Siamo arrivati alla seconda unità compositiva, ancora di dialogo tra Lei e Lui, così costituita:
- due canti della donna, uno lungo e uno corto: 2,8-17 + 3,1-5
- due canti dell’uomo, uno corto e uno lungo: 4,1-7 + 4,8-5,1
- tra i due, una voce fuori campo (coro o poeta): 3,6-11.
L’unità letteraria è data e dimostrata dalle indicazioni di tempo:
- «alzati, amica mia» (2,10)
- le ombre della sera (2,16)
- la notte (3,1; 3,8).
La voce (2,8-9)
2 8Una voce! Il mio diletto!
Eccolo, viene
saltando per i monti,
balzando per le colline.
9Somiglia il mio diletto a un capriolo
o ad un cerbiatto.
Eccolo, egli sta
dietro il nostro muro;
guarda dalla finestra,
spia attraverso le inferriate.
Il Diletto e la Voce
Questo brano celebra un appuntamento di primavera. È delimitato da un’inclusione: da 2,8.9 a 2,16.17 sono ripresi i termini «il mio diletto», cerbiatto, capriolo, monti.
Compare per la prima volta la parola DÔD, che ricorre ben 33 volte nel Cantico al singolare, sempre con suffisso possessivo, e sempre pronunciata dall’amata. Ricorre una volta al plurale, in 5,1, designando i due amanti, i «cari». Fuori del Cantico, si trova solo in Is 5,1.
È una forma infantile di affettuosità verbale, come il nostro «tato». Indica però anche lo zio paterno, forse il cugino (il più probabile futuro marito di una fanciulla). La radice DD o JD in ugaritico significa amare e ne deriva l’ebraico JEDÎD = amico (in senso di tenerezza).
Il saltare per i monti, più che il superare gli ostacoli, indica originariamente l’habitat selvaggio, il carattere dionisiaco dell’amore.
Gli animali qui compaiono al maschile, con un effetto speculare. Il capriolo corrisponde alle gazzelle, il cervo alle cerve.
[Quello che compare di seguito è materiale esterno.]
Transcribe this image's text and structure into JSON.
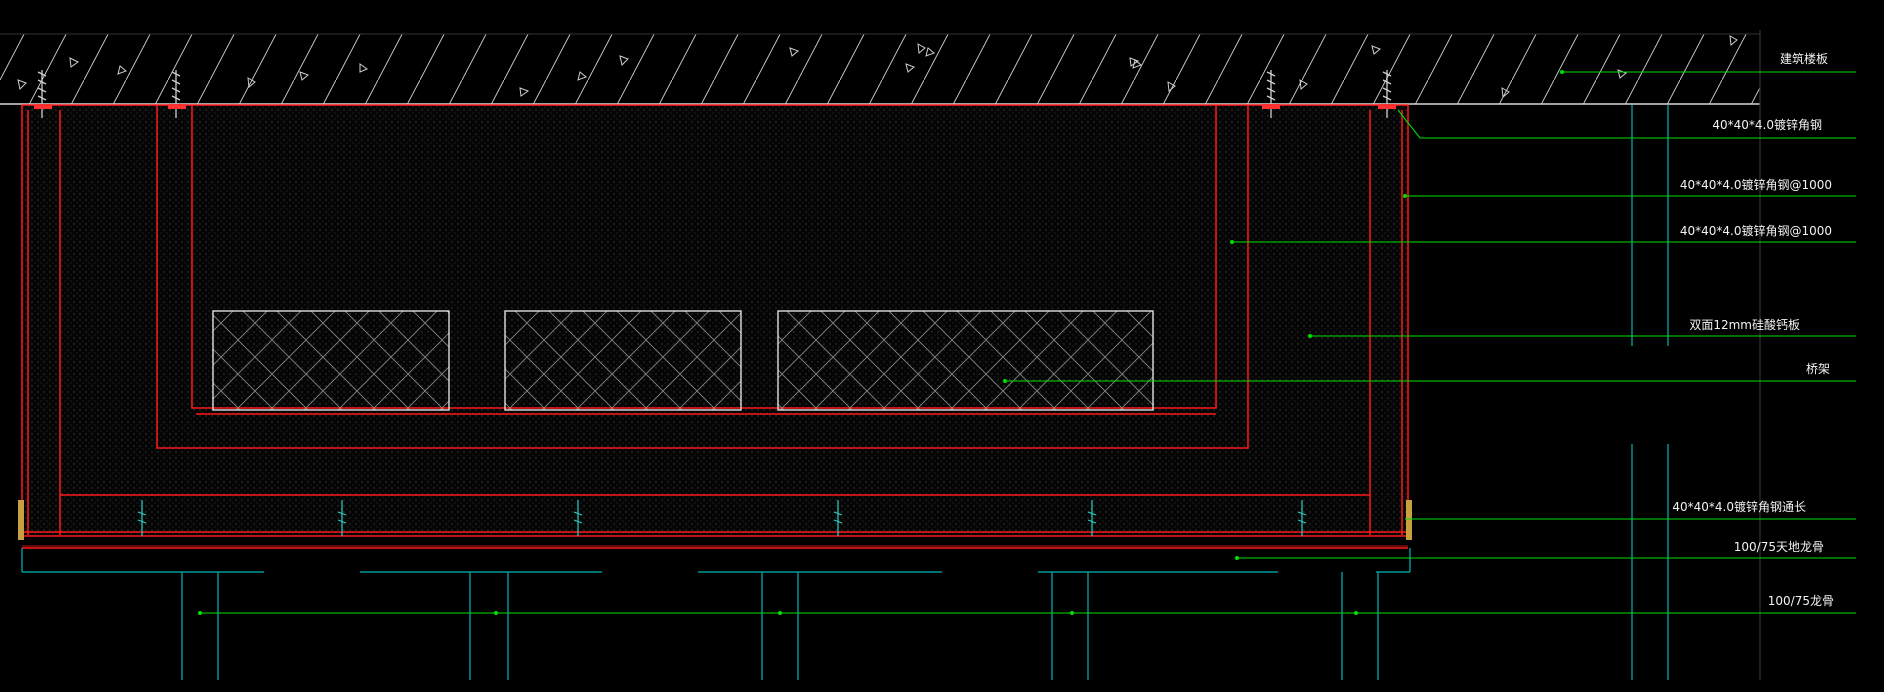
{
  "labels": {
    "slab": "建筑楼板",
    "angle_top": "40*40*4.0镀锌角钢",
    "angle_1000_a": "40*40*4.0镀锌角钢@1000",
    "angle_1000_b": "40*40*4.0镀锌角钢@1000",
    "board": "双面12mm硅酸钙板",
    "tray": "桥架",
    "angle_long": "40*40*4.0镀锌角钢通长",
    "track": "100/75天地龙骨",
    "stud": "100/75龙骨"
  },
  "colors": {
    "background": "#000000",
    "outline": "#ff1a1a",
    "leader": "#00e000",
    "stud": "#00b7b7",
    "slab_hatch": "#d8d8d8",
    "text": "#f2f2f2"
  }
}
Il muro indica le difficoltà dell’amore; la casa è simbolo dell’accoglienza della donna.
La Voce richiama inevitabilmente la Rivelazione divina al Sinai: il Dio di Israele non si manifesta attraverso una figura, ma attraverso la sua Voce, e Israele è il popolo dell’ascolto.
La lettura in relazione ai fatti dell’Esodo è esplicitata nel Targum.
Il Targum
Anche il Cantico, come quasi tutto il resto della Bibbia ebraica, fu tradotto in aramaico per consentire agli ebrei palestinesi, che non capivano più l’ebraico, di comprendere le letture in sinagoga. Nacque così il Targum, parola che significa Traduzione e che comprende tutte le antiche traduzioni aramaiche del testo sacro. Poiché contengono anche un commento, i Targumim, più che traduzioni letterali, sono parafrasi.
Inizialmente, i rabbini consentirono le traduzioni aramaiche, purché non venissero messe per scritto, a indicare che il vero testo sacro era la Bibbia ispirata da Dio in ebraico, non le traduzioni che erano opera umana. Successivamente si ammise che il Targum venisse scritto, ma in sinagoga doveva essere usato in questo modo:
- il lettore leggeva in ebraico un brano della Scrittura, tenendo sempre lo sguardo fisso sul testo scritto, anche se lo sapeva a memoria, a significare che la Parola che proclamava non era sua, ma di Dio;
- il traduttore (meturgheman) recitava in aramaico la traduzione, senza avere nessun testo davanti, quindi a memoria, per mostrare che la traduzione era opera umana e come tale non era degna di essere conservata.
Nell’interpretazione targumica, il traduttore così spiega il v. 9:
«Nel momento in cui la gloria di YHWH fu rivelata in Egitto la notte della Pasqua ebraica e uccise ogni primogenito, cavalcò su veloce nube di tuoni e corse come una gazzella o un’ala di un’antilope e ha protetto le case dove eravamo. E si fermò dietro il nostro muro e guardò attraverso la finestra e sbirciò attraverso l’inferriata. Ed Egli vide il sangue del sacrificio della Pasqua e il sangue della circoncisione che era segnato sulle nostre porte, ed Egli si affrettò dal cielo più alto e vide il Suo popolo mangiare il sacrificio della festa della Pasqua, arrostito al fuoco, insieme con erbe amare e indivia e il pane non lievitato, ed Egli ha avuto pietà di noi e non ha permesso che l’Angelo distruttore ci distruggesse».
È chiara l’applicazione alla notte della Pasqua e della liberazione di Israele.